A shy, serious bachelor, Barghoorn liked nothing better than to hole up for a ten-hour stretch in his top-floor office at Yale's Hall of Graduate Studies. There, amidst bundles of old laundry and discarded razor blades, he meticulously pored over books, clippings and back issues of Pravda. Russian-speaking Barghoorn knew his subject firsthand. From 1942 until 1947 he was a press attache at the U.S. embassy in Moscow. To avoid trouble, Barghoorn deliberately did not carry a camera during five trips to Russia between 1956 and last March, when he arranged for scholarly exchanges or gathered information for his recent books, Soviet Russian Nationalism and The Soviet Cultural Offensive. His critical opinions were no secret ("While talking peace, the Kremlin wages war"); nevertheless, he got a friendly welcome from academicians wherever he traveled inside Russia.

The latest trip seemed no exception. Traveling on a 30-day tourist visa, the professor spent most of his time touring the capitals of Soviet Asia, including Tashkent, Samarkand and Alma Ata. Back in Moscow, he stopped off for a drink at the apartment of U.S. Minister-Counselor Walter J. Stoessel. From there, an embassy chauffeur drove Barghoorn back to the Hotel Metropole at about 7:15 p.m. on Oct. 31. Then he disappeared from view, but since Barghoorn was scheduled to fly to Warsaw the next day, he was not missed.
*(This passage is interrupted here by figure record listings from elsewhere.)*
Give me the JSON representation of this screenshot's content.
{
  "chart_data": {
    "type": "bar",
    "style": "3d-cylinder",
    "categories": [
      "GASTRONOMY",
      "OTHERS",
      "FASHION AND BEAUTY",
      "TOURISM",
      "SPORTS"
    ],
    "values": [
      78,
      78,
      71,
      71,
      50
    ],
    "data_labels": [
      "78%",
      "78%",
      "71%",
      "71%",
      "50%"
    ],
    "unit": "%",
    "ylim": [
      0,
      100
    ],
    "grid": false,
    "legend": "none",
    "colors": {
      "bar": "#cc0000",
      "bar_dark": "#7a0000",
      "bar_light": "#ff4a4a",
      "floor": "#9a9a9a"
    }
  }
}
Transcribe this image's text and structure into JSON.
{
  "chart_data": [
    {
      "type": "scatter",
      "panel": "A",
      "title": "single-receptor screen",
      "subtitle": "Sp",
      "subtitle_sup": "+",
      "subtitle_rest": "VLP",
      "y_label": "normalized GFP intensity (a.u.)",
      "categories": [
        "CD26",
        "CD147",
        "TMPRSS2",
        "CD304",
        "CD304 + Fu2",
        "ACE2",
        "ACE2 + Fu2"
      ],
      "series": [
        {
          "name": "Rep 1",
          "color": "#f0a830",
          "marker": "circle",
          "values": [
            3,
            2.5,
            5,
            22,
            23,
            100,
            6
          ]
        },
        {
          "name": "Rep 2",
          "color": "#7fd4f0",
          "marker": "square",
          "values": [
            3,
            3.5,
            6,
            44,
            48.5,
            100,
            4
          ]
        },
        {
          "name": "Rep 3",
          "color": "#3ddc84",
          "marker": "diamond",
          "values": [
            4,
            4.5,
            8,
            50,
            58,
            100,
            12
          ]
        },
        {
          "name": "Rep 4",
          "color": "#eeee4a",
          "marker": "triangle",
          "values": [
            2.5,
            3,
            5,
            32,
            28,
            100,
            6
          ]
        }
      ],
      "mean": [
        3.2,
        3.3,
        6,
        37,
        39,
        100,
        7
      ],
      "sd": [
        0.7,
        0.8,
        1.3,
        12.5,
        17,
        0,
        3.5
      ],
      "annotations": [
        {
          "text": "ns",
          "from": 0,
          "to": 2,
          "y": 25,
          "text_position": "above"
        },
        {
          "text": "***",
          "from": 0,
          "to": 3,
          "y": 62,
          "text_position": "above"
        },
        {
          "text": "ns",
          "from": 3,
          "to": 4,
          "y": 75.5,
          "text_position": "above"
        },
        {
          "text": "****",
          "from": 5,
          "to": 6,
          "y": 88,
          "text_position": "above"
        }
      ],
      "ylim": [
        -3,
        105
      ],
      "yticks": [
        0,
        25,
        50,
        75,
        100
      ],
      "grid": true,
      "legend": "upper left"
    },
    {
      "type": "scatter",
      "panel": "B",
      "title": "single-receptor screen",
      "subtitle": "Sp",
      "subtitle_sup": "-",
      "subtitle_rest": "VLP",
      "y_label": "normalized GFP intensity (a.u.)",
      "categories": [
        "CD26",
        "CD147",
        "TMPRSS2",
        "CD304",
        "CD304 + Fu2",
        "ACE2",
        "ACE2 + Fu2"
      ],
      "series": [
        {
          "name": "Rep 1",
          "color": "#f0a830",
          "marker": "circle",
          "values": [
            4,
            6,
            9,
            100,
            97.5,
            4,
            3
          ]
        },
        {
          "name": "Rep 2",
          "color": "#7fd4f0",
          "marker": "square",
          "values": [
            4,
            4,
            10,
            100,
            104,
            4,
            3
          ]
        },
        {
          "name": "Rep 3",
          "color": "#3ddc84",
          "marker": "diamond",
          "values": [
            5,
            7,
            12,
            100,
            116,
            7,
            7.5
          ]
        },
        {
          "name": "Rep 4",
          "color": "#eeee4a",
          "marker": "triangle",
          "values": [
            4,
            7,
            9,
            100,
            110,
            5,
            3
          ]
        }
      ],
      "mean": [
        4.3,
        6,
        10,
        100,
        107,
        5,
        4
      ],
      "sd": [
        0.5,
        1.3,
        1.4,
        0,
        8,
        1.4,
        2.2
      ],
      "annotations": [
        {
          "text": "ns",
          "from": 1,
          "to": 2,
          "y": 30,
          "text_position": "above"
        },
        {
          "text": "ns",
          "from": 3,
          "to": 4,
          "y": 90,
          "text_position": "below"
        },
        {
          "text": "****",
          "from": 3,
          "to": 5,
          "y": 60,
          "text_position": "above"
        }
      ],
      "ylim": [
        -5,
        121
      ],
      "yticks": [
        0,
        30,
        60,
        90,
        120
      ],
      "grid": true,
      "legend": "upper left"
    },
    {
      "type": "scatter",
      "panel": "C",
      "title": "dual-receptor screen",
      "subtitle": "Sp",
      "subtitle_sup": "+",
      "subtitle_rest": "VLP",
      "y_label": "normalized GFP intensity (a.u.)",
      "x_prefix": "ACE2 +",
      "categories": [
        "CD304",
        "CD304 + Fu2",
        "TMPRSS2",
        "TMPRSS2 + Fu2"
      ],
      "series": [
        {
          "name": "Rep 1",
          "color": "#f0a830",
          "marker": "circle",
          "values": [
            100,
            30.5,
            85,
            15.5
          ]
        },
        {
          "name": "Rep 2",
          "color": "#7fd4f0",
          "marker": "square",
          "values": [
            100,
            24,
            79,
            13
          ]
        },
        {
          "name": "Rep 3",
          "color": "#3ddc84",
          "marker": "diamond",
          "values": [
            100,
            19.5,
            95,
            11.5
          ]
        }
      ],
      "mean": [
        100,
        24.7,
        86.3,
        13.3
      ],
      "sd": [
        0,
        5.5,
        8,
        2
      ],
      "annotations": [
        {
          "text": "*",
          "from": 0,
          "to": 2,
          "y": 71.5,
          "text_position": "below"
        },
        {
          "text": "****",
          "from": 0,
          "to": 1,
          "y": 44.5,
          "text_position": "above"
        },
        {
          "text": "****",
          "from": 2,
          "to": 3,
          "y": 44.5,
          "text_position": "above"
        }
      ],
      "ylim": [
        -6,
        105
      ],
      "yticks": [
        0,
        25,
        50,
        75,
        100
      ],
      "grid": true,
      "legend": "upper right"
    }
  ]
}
From the Cell. One afternoon last week the U.S. embassy was informed that Barghoorn had been arrested as a spy "a few days ago." Six times during 48 hours, the U.S. protested that Barghoorn was innocent, demanded his release. But all U.S. Ambassador Foy Kohler got from Deputy Foreign Minister Valerian Zorin was a stubborn nyet. Nobel Prizewinner John Steinbeck, winding up a trip through Russia, declared angrily: "They should have arrested me. I covered more territory and asked more questions." In New Haven, Yale students and faculty launched a movement to circulate protest petitions on 1,200 U.S. campuses.

The uproar was obviously more than the Kremlin had bargained for. Five days after his arrest was announced, the prisoner was taken from his cell, put in a car packed with Soviet plainclothes cops, and driven to the ramp of a London-bound airliner. Barghoorn was "not doing the proper work" of a scholar, insisted the Russians, but he was being released because of the "personal concern expressed by President Kennedy."

One theory, publicly advanced by former CIA Chief Allen Dulles, is that the Soviet had arrested Barghoorn by way of retaliation: the U.S. has just expelled two Soviet diplomats for spying and arrested a "chauffeur" for a Soviet trade agency in Manhattan. According to this theory, the Russians meant to swap their spies--a blackmailing deal which President Kennedy had previously ruled out. Another explanation, forecast by Barghoorn himself in his book, is that the Kremlin may feel that cultural exchanges have gone too far, that Russians have become too ready to mix with visiting foreigners. The arrest of a well-known U.S. professor would serve as a warning to Russian citizens that "the attraction of Western culture" can still be extremely unhealthy.